Gu Shuangfei said that the current market trading logic is a trade-off between low investment, low production capacity, low inventory in the global oil market and the risk premium brought about by Russia’s reduction in energy supply, and the slowdown in global economic growth. In the short term, the progress of Iran’s nuclear negotiations and whether OPEC will reduce production are the biggest factors affecting oil price fluctuations. “Judging from the current situation, both long and short drivers are strong. International crude oil is still in a wide fluctuation range in the short term. For SC crude oil, the price is still driven by strength, but the premium is already too high. It is recommended to wait and see for the time being. If the Middle East lowers Asian OSP prices in September and domestic imports increase, we can pay attention to the trading opportunities of long Brent crude oil and short SC crude oil.”

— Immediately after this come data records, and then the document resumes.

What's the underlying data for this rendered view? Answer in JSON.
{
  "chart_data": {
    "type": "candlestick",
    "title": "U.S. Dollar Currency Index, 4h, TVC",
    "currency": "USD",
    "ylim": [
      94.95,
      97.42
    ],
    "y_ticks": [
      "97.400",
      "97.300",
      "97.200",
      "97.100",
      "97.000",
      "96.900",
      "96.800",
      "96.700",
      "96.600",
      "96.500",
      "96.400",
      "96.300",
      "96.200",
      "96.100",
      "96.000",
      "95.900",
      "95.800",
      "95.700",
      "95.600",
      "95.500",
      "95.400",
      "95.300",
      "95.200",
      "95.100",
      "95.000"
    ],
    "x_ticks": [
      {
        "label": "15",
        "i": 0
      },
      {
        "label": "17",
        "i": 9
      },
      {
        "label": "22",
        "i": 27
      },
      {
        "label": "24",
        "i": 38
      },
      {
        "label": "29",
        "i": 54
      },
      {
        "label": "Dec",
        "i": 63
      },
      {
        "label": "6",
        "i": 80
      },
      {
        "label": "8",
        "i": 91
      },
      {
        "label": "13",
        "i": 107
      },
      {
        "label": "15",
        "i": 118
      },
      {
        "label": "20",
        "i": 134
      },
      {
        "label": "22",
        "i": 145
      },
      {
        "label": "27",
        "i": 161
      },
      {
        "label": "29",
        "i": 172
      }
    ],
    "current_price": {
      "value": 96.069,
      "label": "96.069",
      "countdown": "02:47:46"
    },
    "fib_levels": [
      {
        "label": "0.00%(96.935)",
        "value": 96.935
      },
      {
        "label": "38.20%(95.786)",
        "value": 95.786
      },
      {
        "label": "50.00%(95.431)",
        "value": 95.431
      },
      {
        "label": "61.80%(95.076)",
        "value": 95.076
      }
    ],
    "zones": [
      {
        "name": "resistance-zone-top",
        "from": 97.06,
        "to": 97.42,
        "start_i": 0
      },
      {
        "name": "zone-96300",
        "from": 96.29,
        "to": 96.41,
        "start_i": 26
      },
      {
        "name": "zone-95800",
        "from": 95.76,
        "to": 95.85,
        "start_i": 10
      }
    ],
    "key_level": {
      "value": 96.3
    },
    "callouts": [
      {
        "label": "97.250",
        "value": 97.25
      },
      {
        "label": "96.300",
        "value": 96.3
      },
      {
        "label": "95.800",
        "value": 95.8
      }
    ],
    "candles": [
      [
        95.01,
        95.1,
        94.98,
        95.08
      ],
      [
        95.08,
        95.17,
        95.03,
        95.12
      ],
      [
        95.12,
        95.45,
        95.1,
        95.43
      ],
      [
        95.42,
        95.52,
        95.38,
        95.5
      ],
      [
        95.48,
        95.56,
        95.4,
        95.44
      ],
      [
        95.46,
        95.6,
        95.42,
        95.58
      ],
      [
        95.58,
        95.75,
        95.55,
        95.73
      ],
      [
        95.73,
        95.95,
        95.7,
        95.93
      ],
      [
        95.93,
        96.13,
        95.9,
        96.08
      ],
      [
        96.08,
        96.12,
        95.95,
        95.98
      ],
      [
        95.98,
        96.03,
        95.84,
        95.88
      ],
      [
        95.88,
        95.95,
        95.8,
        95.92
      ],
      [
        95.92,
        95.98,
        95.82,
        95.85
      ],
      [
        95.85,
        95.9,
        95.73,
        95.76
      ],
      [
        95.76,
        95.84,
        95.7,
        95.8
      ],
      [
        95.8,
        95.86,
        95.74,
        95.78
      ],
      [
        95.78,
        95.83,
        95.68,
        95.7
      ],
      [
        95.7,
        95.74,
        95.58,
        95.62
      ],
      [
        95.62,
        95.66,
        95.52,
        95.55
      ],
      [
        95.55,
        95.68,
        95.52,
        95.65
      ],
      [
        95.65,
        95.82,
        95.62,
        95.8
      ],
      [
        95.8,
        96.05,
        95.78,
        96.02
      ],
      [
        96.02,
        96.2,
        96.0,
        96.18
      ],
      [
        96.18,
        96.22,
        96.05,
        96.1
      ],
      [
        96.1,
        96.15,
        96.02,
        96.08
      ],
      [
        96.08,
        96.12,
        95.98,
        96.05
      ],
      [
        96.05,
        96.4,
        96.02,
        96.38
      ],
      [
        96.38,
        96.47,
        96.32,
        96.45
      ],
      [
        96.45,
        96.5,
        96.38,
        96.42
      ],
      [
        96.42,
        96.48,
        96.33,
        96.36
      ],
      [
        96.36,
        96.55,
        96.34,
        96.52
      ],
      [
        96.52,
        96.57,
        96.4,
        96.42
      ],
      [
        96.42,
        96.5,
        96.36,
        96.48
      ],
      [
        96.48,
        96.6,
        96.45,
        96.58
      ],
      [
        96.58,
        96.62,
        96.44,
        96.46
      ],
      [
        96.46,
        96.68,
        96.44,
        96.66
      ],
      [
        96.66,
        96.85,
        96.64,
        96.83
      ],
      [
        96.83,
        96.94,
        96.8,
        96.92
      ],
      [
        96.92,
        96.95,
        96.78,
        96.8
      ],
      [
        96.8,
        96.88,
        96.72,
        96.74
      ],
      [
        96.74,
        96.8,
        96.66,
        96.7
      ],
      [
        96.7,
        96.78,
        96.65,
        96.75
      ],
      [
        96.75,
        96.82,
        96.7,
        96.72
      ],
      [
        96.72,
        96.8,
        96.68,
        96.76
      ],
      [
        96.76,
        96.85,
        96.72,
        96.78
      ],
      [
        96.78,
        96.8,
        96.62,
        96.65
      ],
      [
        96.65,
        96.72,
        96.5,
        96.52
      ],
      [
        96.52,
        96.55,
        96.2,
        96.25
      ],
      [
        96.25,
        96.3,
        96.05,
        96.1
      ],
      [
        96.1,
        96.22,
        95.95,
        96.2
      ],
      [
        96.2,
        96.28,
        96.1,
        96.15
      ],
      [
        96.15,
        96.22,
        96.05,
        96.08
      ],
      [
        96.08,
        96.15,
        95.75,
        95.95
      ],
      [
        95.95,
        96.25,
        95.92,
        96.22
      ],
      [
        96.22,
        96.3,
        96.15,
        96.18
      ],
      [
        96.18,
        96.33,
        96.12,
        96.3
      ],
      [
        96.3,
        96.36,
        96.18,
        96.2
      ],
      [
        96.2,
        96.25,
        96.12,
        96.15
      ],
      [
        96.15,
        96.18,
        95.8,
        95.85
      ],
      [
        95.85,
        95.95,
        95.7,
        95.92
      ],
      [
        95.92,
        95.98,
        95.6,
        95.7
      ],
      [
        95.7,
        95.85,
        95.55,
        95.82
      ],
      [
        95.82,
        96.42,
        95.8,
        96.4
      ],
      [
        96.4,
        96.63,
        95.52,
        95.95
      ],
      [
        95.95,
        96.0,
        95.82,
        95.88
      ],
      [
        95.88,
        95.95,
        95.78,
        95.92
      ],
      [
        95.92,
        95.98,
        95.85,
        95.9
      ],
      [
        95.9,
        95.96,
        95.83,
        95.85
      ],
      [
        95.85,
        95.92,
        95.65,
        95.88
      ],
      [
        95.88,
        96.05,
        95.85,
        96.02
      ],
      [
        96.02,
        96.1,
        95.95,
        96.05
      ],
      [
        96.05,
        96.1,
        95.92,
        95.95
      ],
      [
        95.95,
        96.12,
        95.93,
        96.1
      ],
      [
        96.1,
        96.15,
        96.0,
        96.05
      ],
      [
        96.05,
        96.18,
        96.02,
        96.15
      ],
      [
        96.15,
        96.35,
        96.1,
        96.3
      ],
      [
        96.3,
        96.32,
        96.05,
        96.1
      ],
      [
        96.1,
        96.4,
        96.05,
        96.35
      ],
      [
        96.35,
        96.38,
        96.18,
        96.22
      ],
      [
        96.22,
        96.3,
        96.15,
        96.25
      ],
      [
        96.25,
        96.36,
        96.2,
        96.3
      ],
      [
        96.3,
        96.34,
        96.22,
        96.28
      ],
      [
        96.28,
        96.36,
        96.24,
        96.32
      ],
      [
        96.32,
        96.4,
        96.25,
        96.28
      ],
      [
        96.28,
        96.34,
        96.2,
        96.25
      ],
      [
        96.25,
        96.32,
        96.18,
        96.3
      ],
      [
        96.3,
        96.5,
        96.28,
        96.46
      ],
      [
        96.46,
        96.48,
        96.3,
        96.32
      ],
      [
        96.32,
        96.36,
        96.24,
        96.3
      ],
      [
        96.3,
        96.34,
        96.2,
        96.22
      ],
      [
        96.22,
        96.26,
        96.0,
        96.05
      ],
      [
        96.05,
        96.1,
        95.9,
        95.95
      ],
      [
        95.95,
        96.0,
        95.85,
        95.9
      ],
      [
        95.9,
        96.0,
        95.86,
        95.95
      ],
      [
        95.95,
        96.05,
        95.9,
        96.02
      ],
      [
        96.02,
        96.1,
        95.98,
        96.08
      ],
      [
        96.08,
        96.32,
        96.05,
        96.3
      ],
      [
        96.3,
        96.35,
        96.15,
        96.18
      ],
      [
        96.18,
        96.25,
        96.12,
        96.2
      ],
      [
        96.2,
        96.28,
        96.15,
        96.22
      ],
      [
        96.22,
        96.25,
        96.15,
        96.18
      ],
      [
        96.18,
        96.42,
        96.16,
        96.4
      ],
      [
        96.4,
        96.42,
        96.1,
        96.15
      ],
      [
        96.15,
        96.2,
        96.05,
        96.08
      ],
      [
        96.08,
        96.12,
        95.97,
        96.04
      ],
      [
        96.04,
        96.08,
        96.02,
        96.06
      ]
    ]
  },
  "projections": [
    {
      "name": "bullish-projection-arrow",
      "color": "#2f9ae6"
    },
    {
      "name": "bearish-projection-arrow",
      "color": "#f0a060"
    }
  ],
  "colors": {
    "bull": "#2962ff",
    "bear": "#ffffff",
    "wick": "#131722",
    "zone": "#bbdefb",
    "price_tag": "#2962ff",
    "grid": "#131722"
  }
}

Yang An believes that the recent positive factors in the crude oil market have outweighed the negative impacts, which is the key reason why this round of rebound can proceed smoothly. Whether the rebound can be sustained depends on the subsequent progress of the Iran nuclear agreement and the impact of macro-level factors, including OPEC+’s production plan at the September meeting. At present, oil prices have rebounded significantly this week, but the monthly difference in the crude oil market has not strengthened significantly and is still at a low level. This shows that the overall supply and demand of the crude oil market is not very tight at present, and it is generally expected that there will be accumulated storage pressure in the second half of the year. On the demand side Before there is an effective improvement, it is still not appropriate to be too optimistic about the rebound space. Excluding some uncertain factors, based on the current supply and demand interpretation of the crude oil market and the global economic situation, there is still a high probability that oil prices will shift downward in the second half of the year. Therefore, this rebound has already increased by about US$10/barrel. It is not recommended to continue chasing the rise rashly, but you can pay attention to the price downward opportunities after the rebound.